Dass die Umweltbehörde auf Mallorca über die sich vermehrenden Hirsche in Sorge ist, besorgt nun die Historiker. Wissen die Herren und Damen Umweltschützer nicht, dass die Tiere viele Jahrhunderte lang auf der Insel gelebt haben? Sollen wir sie jetzt als Eindringlinge behandeln, nur weil wir sie zwischendurch ausgerottet hatten?

Zur Erinnerung: Wanderer stießen vor einigen Wochen in den Inselwäldern nahe dem Bergkloster Lluc auf eine große Herde Rot- und Damhirsche und schickten ein Video in die sozialen Netzwerke, auf dem etwa 30 Exemplare zu sehen waren. „Sind die unter Kontrolle?", fragten sie besorgt. Das Umweltministerium meldete sich schnell, vielleicht vorschnell, zu Wort: Zwar handele es sich um aus einer Zucht ausgebüxte Tiere, die sich nun unkontrolliert vermehrten. Aber die invasive Art bedeute nicht zwangsläufig eine Bedrohung für die Artenvielfalt. Man habe alles unter Kontrolle.

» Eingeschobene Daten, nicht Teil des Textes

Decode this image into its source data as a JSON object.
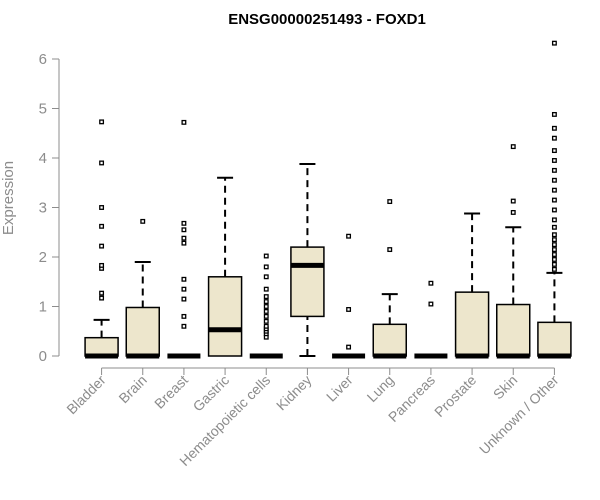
{
  "chart_data": {
    "type": "box",
    "title": "ENSG00000251493 - FOXD1",
    "xlabel": "",
    "ylabel": "Expression",
    "ylim": [
      0,
      6.4
    ],
    "yticks": [
      0,
      1,
      2,
      3,
      4,
      5,
      6
    ],
    "grid": false,
    "colors": {
      "box_fill": "#ede6cc",
      "stroke": "#000000",
      "axis": "#8c8c8c",
      "text": "#8c8c8c"
    },
    "categories": [
      "Bladder",
      "Brain",
      "Breast",
      "Gastric",
      "Hematopoietic cells",
      "Kidney",
      "Liver",
      "Lung",
      "Pancreas",
      "Prostate",
      "Skin",
      "Unknown / Other"
    ],
    "boxes": [
      {
        "min": 0,
        "q1": 0,
        "median": 0,
        "q3": 0.37,
        "max": 0.73,
        "outliers": [
          1.17,
          1.27,
          1.77,
          1.83,
          2.22,
          2.62,
          3.0,
          3.9,
          4.73
        ]
      },
      {
        "min": 0,
        "q1": 0,
        "median": 0,
        "q3": 0.98,
        "max": 1.9,
        "outliers": [
          2.72
        ]
      },
      {
        "min": 0,
        "q1": 0,
        "median": 0,
        "q3": 0,
        "max": 0,
        "outliers": [
          0.6,
          0.8,
          1.15,
          1.35,
          1.55,
          2.28,
          2.38,
          2.55,
          2.68,
          4.72
        ]
      },
      {
        "min": 0,
        "q1": 0,
        "median": 0.53,
        "q3": 1.6,
        "max": 3.6,
        "outliers": []
      },
      {
        "min": 0,
        "q1": 0,
        "median": 0,
        "q3": 0,
        "max": 0,
        "outliers": [
          0.38,
          0.45,
          0.5,
          0.55,
          0.6,
          0.7,
          0.8,
          0.9,
          1.0,
          1.1,
          1.2,
          1.35,
          1.6,
          1.8,
          2.02
        ]
      },
      {
        "min": 0,
        "q1": 0.8,
        "median": 1.83,
        "q3": 2.2,
        "max": 3.88,
        "outliers": []
      },
      {
        "min": 0,
        "q1": 0,
        "median": 0,
        "q3": 0,
        "max": 0,
        "outliers": [
          0.18,
          0.94,
          2.42
        ]
      },
      {
        "min": 0,
        "q1": 0,
        "median": 0,
        "q3": 0.64,
        "max": 1.25,
        "outliers": [
          2.15,
          3.12
        ]
      },
      {
        "min": 0,
        "q1": 0,
        "median": 0,
        "q3": 0,
        "max": 0,
        "outliers": [
          1.05,
          1.47
        ]
      },
      {
        "min": 0,
        "q1": 0,
        "median": 0,
        "q3": 1.29,
        "max": 2.88,
        "outliers": []
      },
      {
        "min": 0,
        "q1": 0,
        "median": 0,
        "q3": 1.04,
        "max": 2.6,
        "outliers": [
          2.9,
          3.13,
          4.23
        ]
      },
      {
        "min": 0,
        "q1": 0,
        "median": 0,
        "q3": 0.68,
        "max": 1.68,
        "outliers": [
          1.75,
          1.85,
          1.95,
          2.05,
          2.15,
          2.25,
          2.35,
          2.45,
          2.6,
          2.75,
          2.95,
          3.15,
          3.35,
          3.55,
          3.75,
          3.95,
          4.15,
          4.4,
          4.6,
          4.88,
          6.32
        ]
      }
    ]
  }
}
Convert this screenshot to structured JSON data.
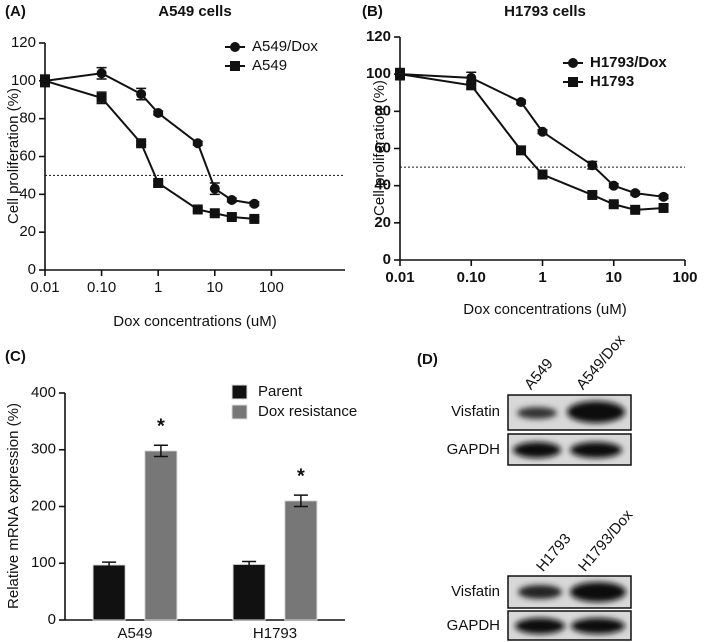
{
  "chart_data": [
    {
      "type": "line",
      "label": "(A)",
      "title": "A549 cells",
      "xlabel": "Dox concentrations (uM)",
      "ylabel": "Cell proliferation (%)",
      "xscale": "log",
      "xlim": [
        0.01,
        2000
      ],
      "xticks": [
        0.01,
        {
          "value": 0.1,
          "label": "0.10"
        },
        1,
        10,
        100
      ],
      "ylim": [
        0,
        120
      ],
      "yticks": [
        0,
        20,
        40,
        60,
        80,
        100,
        120
      ],
      "reference_line": 50,
      "legend": "upper right",
      "x": [
        0.01,
        0.1,
        0.5,
        1,
        5,
        10,
        20,
        50
      ],
      "series": [
        {
          "name": "A549/Dox",
          "color": "#111111",
          "marker": "circle",
          "values": [
            100,
            104,
            93,
            83,
            67,
            43,
            37,
            35
          ],
          "errors": [
            3,
            3,
            3,
            1,
            1,
            3,
            1,
            1
          ]
        },
        {
          "name": "A549",
          "color": "#111111",
          "marker": "square",
          "values": [
            100,
            91,
            67,
            46,
            32,
            30,
            28,
            27
          ],
          "errors": [
            3,
            3,
            1,
            1,
            1,
            1,
            1,
            1
          ]
        }
      ]
    },
    {
      "type": "line",
      "label": "(B)",
      "title": "H1793 cells",
      "xlabel": "Dox concentrations (uM)",
      "ylabel": "Cell proliferation (%)",
      "xscale": "log",
      "xlim": [
        0.01,
        100
      ],
      "xticks": [
        0.01,
        {
          "value": 0.1,
          "label": "0.10"
        },
        1,
        10,
        100
      ],
      "ylim": [
        0,
        120
      ],
      "yticks": [
        0,
        20,
        40,
        60,
        80,
        100,
        120
      ],
      "reference_line": 50,
      "legend": "upper right",
      "x": [
        0.01,
        0.1,
        0.5,
        1,
        5,
        10,
        20,
        50
      ],
      "series": [
        {
          "name": "H1793/Dox",
          "color": "#111111",
          "marker": "circle",
          "values": [
            100,
            98,
            85,
            69,
            51,
            40,
            36,
            34
          ],
          "errors": [
            3,
            3,
            1,
            1,
            2,
            1,
            1,
            1
          ]
        },
        {
          "name": "H1793",
          "color": "#111111",
          "marker": "square",
          "values": [
            100,
            94,
            59,
            46,
            35,
            30,
            27,
            28
          ],
          "errors": [
            3,
            2,
            2,
            1,
            1,
            1,
            1,
            1
          ]
        }
      ]
    },
    {
      "type": "bar",
      "label": "(C)",
      "ylabel": "Relative mRNA expression (%)",
      "categories": [
        "A549",
        "H1793"
      ],
      "ylim": [
        0,
        400
      ],
      "yticks": [
        0,
        100,
        200,
        300,
        400
      ],
      "legend": "upper right",
      "significance": [
        "*",
        "*"
      ],
      "series": [
        {
          "name": "Parent",
          "color": "#111111",
          "values": [
            97,
            98
          ],
          "errors": [
            5,
            5
          ]
        },
        {
          "name": "Dox resistance",
          "color": "#777777",
          "values": [
            298,
            210
          ],
          "errors": [
            10,
            10
          ]
        }
      ]
    }
  ],
  "western_blot": {
    "label": "(D)",
    "blots": [
      {
        "columns": [
          "A549",
          "A549/Dox"
        ],
        "rows": [
          "Visfatin",
          "GAPDH"
        ]
      },
      {
        "columns": [
          "H1793",
          "H1793/Dox"
        ],
        "rows": [
          "Visfatin",
          "GAPDH"
        ]
      }
    ]
  }
}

Nun mischt sich Mediävist Antoni Mas von der Balearen-Universität UIB in die Debatte ein. Hirsche, so der Historiker, seien für Mallorca völlig normal. „Sowohl im Mittelalter als auch in der Neuzeit war die Jagd auf Hirsche weitverbreitet." Den Politikern der Gegenwart empfehle er die Lektüre der 180 Seiten langen Studie über die Geschichte der Jagd mit Hunden auf den Balearen (La caça i els cans a les Balears, segles XIII-XIX). Denn für das gewiefte Großwild habe es nicht nur spezielle Giftgeschosse, sondern auch eigens abgerichtete Hirschjagd-Hunde gegeben. Lange Zeit habe man fälschlicherweise geglaubt, dass die Hirsche im Jahr 1302 - zusammen mit Fasanen und Wildschweinen - erstmals vom Festland auf die Insel gebracht worden seien, damit sich der Adel bei der Jagd vergnügen konnte. Inzwischen habe man aber Hirschknochen auch unter den Jagdresten prähistorischer Talaiots gefunden.

Angesichts der Tatsache, dass der Hirsch später vom Menschen ausgerottet wurde, stellt sich nun die Frage, wer auf Mallorca eigentlich die invasive Art ist.